High-confidence findings (verified-merged tickets, clean research) auto-promote. Medium-confidence surfaces in the next session interview for approval. Low-confidence stays in the daily ledger only.
The compound effect: each day the system gets smarter without any manual curation effort. The wiki grows from verified signal, not from every thought that crossed a model's context window. As of this writing: 336 pages of durable, cited, authority-tracked knowledge.
Most agentic systems forget. They start each session fresh from a system prompt. A compounding wiki is the antidote — but you need the pipeline to be correct enough that low-quality signal doesn't pollute the knowledge base. That's what the confidence classification does: it keeps junk out.
Pattern 5: One command, intelligent cadence
/start replaced 10 discrete Phase 5 routines. It runs phases 0 through 8:
initialize, scout (8 parallel subagents), housekeeping, outstanding-state load, brief,
interview prompt, interview (5 questions per engaged brand), ticket drafting,
one-at-a-time approval, dispatch, distillation, session close.
But it's intelligent: each phase is skippable based on freshness signals from
scripts/session_state.py:should_run(phase). Run /start 10 times
in a day — it skips re-scouting if no new commits in any of the 9 tracked repos. It skips
distillation if it already ran today. It always runs dispatch (the ticket queue must drain).
The result: same command whether you're checking in after 20 minutes or returning after a week. The system decides what's stale and what needs doing.
This addresses a real failure mode in multi-agent systems: the "cold start" problem. If re-running costs as much as starting fresh, operators either run it less (slower feedback loops) or run it more (wasted compute). Intelligent cadence makes re-runs cheap, so the system is always current without burning budget on redundant work.
Putting it together
These five patterns aren't independent — they're mutually reinforcing:
- Hooks let agents act with autonomy because you know the invariants hold. Without hooks, every action needs manual review.

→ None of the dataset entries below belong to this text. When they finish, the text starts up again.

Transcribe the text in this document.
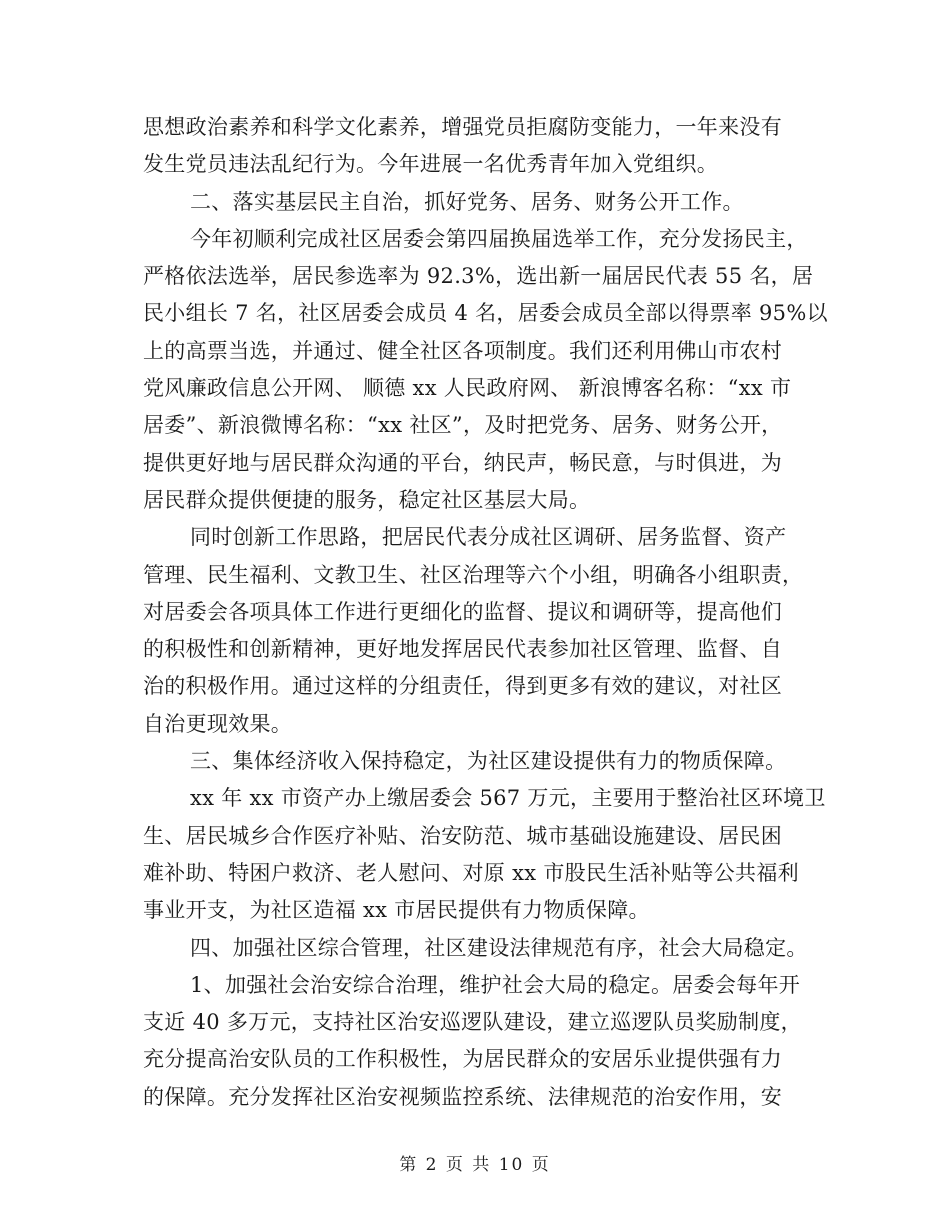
思想政治素养和科学文化素养，增强党员拒腐防变能力，一年来没有
发生党员违法乱纪行为。今年进展一名优秀青年加入党组织。
二、落实基层民主自治，抓好党务、居务、财务公开工作。
今年初顺利完成社区居委会第四届换届选举工作，充分发扬民主，
严格依法选举，居民参选率为 92.3%，选出新一届居民代表 55 名，居
民小组长 7 名，社区居委会成员 4 名，居委会成员全部以得票率 95%以
上的高票当选，并通过、健全社区各项制度。我们还利用佛山市农村
党风廉政信息公开网、 顺德 xx 人民政府网、 新浪博客名称：“xx 市
居委”、新浪微博名称：“xx 社区”，及时把党务、居务、财务公开，
提供更好地与居民群众沟通的平台，纳民声，畅民意，与时俱进，为
居民群众提供便捷的服务，稳定社区基层大局。
同时创新工作思路，把居民代表分成社区调研、居务监督、资产
管理、民生福利、文教卫生、社区治理等六个小组，明确各小组职责，
对居委会各项具体工作进行更细化的监督、提议和调研等，提高他们
的积极性和创新精神，更好地发挥居民代表参加社区管理、监督、自
治的积极作用。通过这样的分组责任，得到更多有效的建议，对社区
自治更现效果。
三、集体经济收入保持稳定，为社区建设提供有力的物质保障。
xx 年 xx 市资产办上缴居委会 567 万元，主要用于整治社区环境卫
生、居民城乡合作医疗补贴、治安防范、城市基础设施建设、居民困
难补助、特困户救济、老人慰问、对原 xx 市股民生活补贴等公共福利
事业开支，为社区造福 xx 市居民提供有力物质保障。
四、加强社区综合管理，社区建设法律规范有序，社会大局稳定。
1、加强社会治安综合治理，维护社会大局的稳定。居委会每年开
支近 40 多万元，支持社区治安巡逻队建设，建立巡逻队员奖励制度，
充分提高治安队员的工作积极性，为居民群众的安居乐业提供强有力
的保障。充分发挥社区治安视频监控系统、法律规范的治安作用，安
第 2 页 共 10 页
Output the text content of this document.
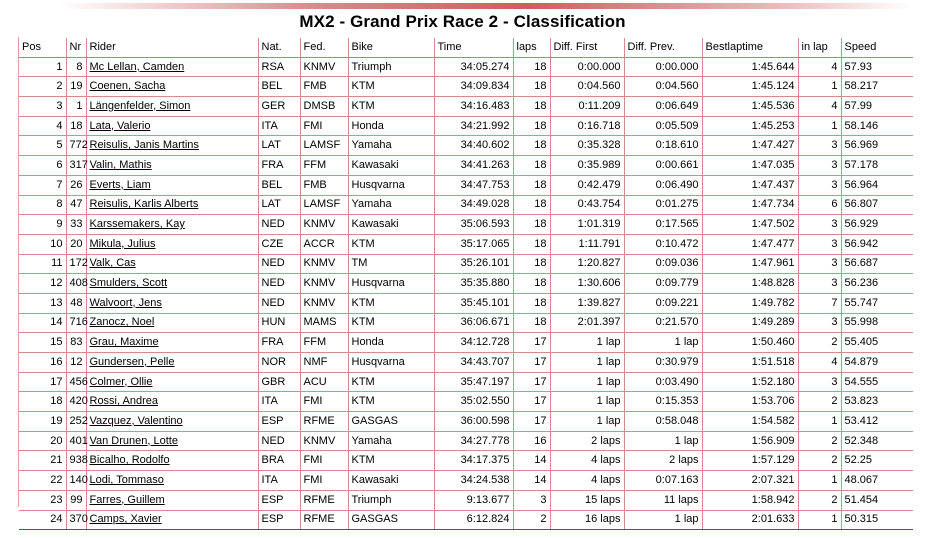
MX2 - Grand Prix Race 2 - Classification
Pos	Nr	Rider	Nat.	Fed.	Bike	Time	laps	Diff. First	Diff. Prev.	Bestlaptime	in lap	Speed
1	8	Mc Lellan, Camden	RSA	KNMV	Triumph	34:05.274	18	0:00.000	0:00.000	1:45.644	4	57.93
2	19	Coenen, Sacha	BEL	FMB	KTM	34:09.834	18	0:04.560	0:04.560	1:45.124	1	58.217
3	1	Längenfelder, Simon	GER	DMSB	KTM	34:16.483	18	0:11.209	0:06.649	1:45.536	4	57.99
4	18	Lata, Valerio	ITA	FMI	Honda	34:21.992	18	0:16.718	0:05.509	1:45.253	1	58.146
5	772	Reisulis, Janis Martins	LAT	LAMSF	Yamaha	34:40.602	18	0:35.328	0:18.610	1:47.427	3	56.969
6	317	Valin, Mathis	FRA	FFM	Kawasaki	34:41.263	18	0:35.989	0:00.661	1:47.035	3	57.178
7	26	Everts, Liam	BEL	FMB	Husqvarna	34:47.753	18	0:42.479	0:06.490	1:47.437	3	56.964
8	47	Reisulis, Karlis Alberts	LAT	LAMSF	Yamaha	34:49.028	18	0:43.754	0:01.275	1:47.734	6	56.807
9	33	Karssemakers, Kay	NED	KNMV	Kawasaki	35:06.593	18	1:01.319	0:17.565	1:47.502	3	56.929
10	20	Mikula, Julius	CZE	ACCR	KTM	35:17.065	18	1:11.791	0:10.472	1:47.477	3	56.942
11	172	Valk, Cas	NED	KNMV	TM	35:26.101	18	1:20.827	0:09.036	1:47.961	3	56.687
12	408	Smulders, Scott	NED	KNMV	Husqvarna	35:35.880	18	1:30.606	0:09.779	1:48.828	3	56.236
13	48	Walvoort, Jens	NED	KNMV	KTM	35:45.101	18	1:39.827	0:09.221	1:49.782	7	55.747
14	716	Zanocz, Noel	HUN	MAMS	KTM	36:06.671	18	2:01.397	0:21.570	1:49.289	3	55.998
15	83	Grau, Maxime	FRA	FFM	Honda	34:12.728	17	1 lap	1 lap	1:50.460	2	55.405
16	12	Gundersen, Pelle	NOR	NMF	Husqvarna	34:43.707	17	1 lap	0:30.979	1:51.518	4	54.879
17	456	Colmer, Ollie	GBR	ACU	KTM	35:47.197	17	1 lap	0:03.490	1:52.180	3	54.555
18	420	Rossi, Andrea	ITA	FMI	KTM	35:02.550	17	1 lap	0:15.353	1:53.706	2	53.823
19	252	Vazquez, Valentino	ESP	RFME	GASGAS	36:00.598	17	1 lap	0:58.048	1:54.582	1	53.412
20	401	Van Drunen, Lotte	NED	KNMV	Yamaha	34:27.778	16	2 laps	1 lap	1:56.909	2	52.348
21	938	Bicalho, Rodolfo	BRA	FMI	KTM	34:17.375	14	4 laps	2 laps	1:57.129	2	52.25
22	140	Lodi, Tommaso	ITA	FMI	Kawasaki	34:24.538	14	4 laps	0:07.163	2:07.321	1	48.067
23	99	Farres, Guillem	ESP	RFME	Triumph	9:13.677	3	15 laps	11 laps	1:58.942	2	51.454
24	370	Camps, Xavier	ESP	RFME	GASGAS	6:12.824	2	16 laps	1 lap	2:01.633	1	50.315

- Agent contracts make authority chains enforceable. Hooks protect the state machine; contracts protect the knowledge base.
- Hybrid orchestration gives the main session the full toolkit it needs to coordinate everything else. Get this wrong and you can't run parallel scouts or interview the operator.
- Distillation is what makes the system compound. Without it, you start every session with the same knowledge you started with on day one.
- Intelligent cadence is what makes the system sustainable. Without it, you're either under-running (feedback loops are slow) or over-running (budget burns on redundant phases).
The architecture is not finished — it never will be. But the patterns above are load-bearing. They've survived months of daily production use, accumulated over hundreds of merged tickets and multiple phase migrations.